Old age: thinking outside the box
Indeed it ain’t. Getting old is a curious journey and the trail signs are sometimes confusing and hard to read. The writer Robert Thomas Allen said, “You don’t grow old gradually, or on purpose, the way you go downtown on a subway. It’s more like finding yourself standing in the last station and wondering how you got there.”
And the stations aren’t well marked. I never realized I was ‘getting on’ until people started telling me how good I looked. Nobody commented on my vitality when I was seventeen, twenty-five or even forty-five, but now that I’m a greybeard, the air is full of “Hey, you’re looking great!” and “Wow! Did you lose some weight?”
I’m pretty sure what they mean is: “Hmm, I see you’re not dead yet.”
You bet I’m not. And I’ve got no plans to ‘ go gentle’ either. I’ve long admired the poem Dylan Thomas wrote for his dying father and especially his advice to ‘rage, rage, against the dying of the light’.
Not that the Welshman knew what he was talking about.

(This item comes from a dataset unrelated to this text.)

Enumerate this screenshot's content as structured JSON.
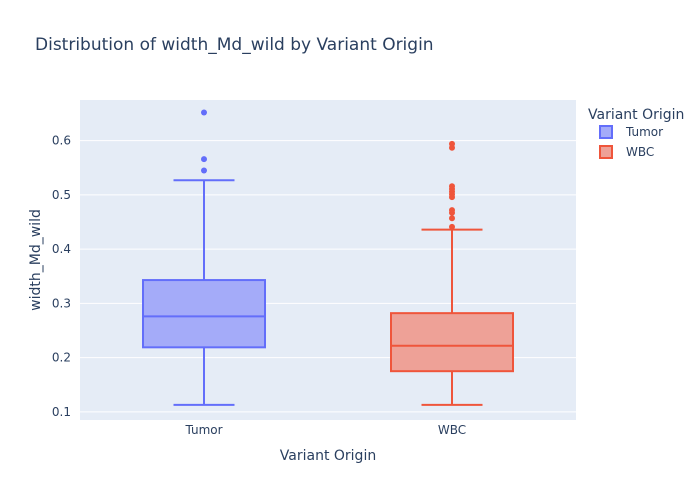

Dylan Thomas boozed his way into oblivion long before he became eligible to receive his old age pension. The man’s last words before he passed out in a heap on the floor of a New York City gin joint were, “I’ve had 18 straight whiskies. I believe that’s a record.”
Dylan Thomas was just 39, still decades away from any first-hand knowledge of the dirty tricks advancing age dispenses – the stiff joints, the bad sleeps, the, as Leonard Cohen put it, “aches in the places where I used to play.”
I believe there’s another well-known consequence of aging but I can’t recall it offhand.
But I do recall a report from the Canadian Institute for Health Information that came out last month. It indicates almost half, 45 percent, of residents in nursing homes and similar residences show symptoms of depression.
Imagine that. You take old folks out of their homes, away from their families, their pets, their routines and ensconce them in unfamiliar surroundings among strangers and caregivers serving institutional food prepared by other strangers and they tend to get a little down in the mouth? Who could possibly have foreseen that?
What’s worse according to the report is that the depressive symptoms are frequently undiagnosed and hence left untreated.
It doesn’t have to be that way. Dr. Marie-France Rivard, an Ottawa psychiatrist who specializes in geriatrics, says it’s crucial to get our elders’ caregivers onside because, “depression is a very treatable illness and with appropriate identification and treatment, the quality of life of people can be much improved.”
Of course one must always be alert to the danger of too much attentiveness. Take my pal Steve. He’s a well-respect- ed elder with lots of good friends, but alas, no living family. He finally got a little too old and frail to look after his farm so he sold it and moved into an extended care facility.
And it’s a high end joint. The rooms are warm and roomy, the food is great and the staff is incredibly helpful and devoted. On his first day there, a nurse sat Steve on his bed and began to explain the facilities. As she talked she noticed that Steve was slowly beginning to list to one side. The nurse sprang up and gently pushed him upright. As she was leaving the room she happened to look back and there was Steve, sitting on the bed but definitely teetering to starboard again. She rushed back and straightened him up. Just to be on the safe side she called a nurse’s aide and asked her to stay with Steve in case he started to fall over once more.
Sure enough, five times Steve started to lean; five times the nurse’s aide got him vertical again.
I went in to visit Steve that night and asked him how he liked the place.
“It’s not too bad,” Steve allowed, “except they won’t let you fart.”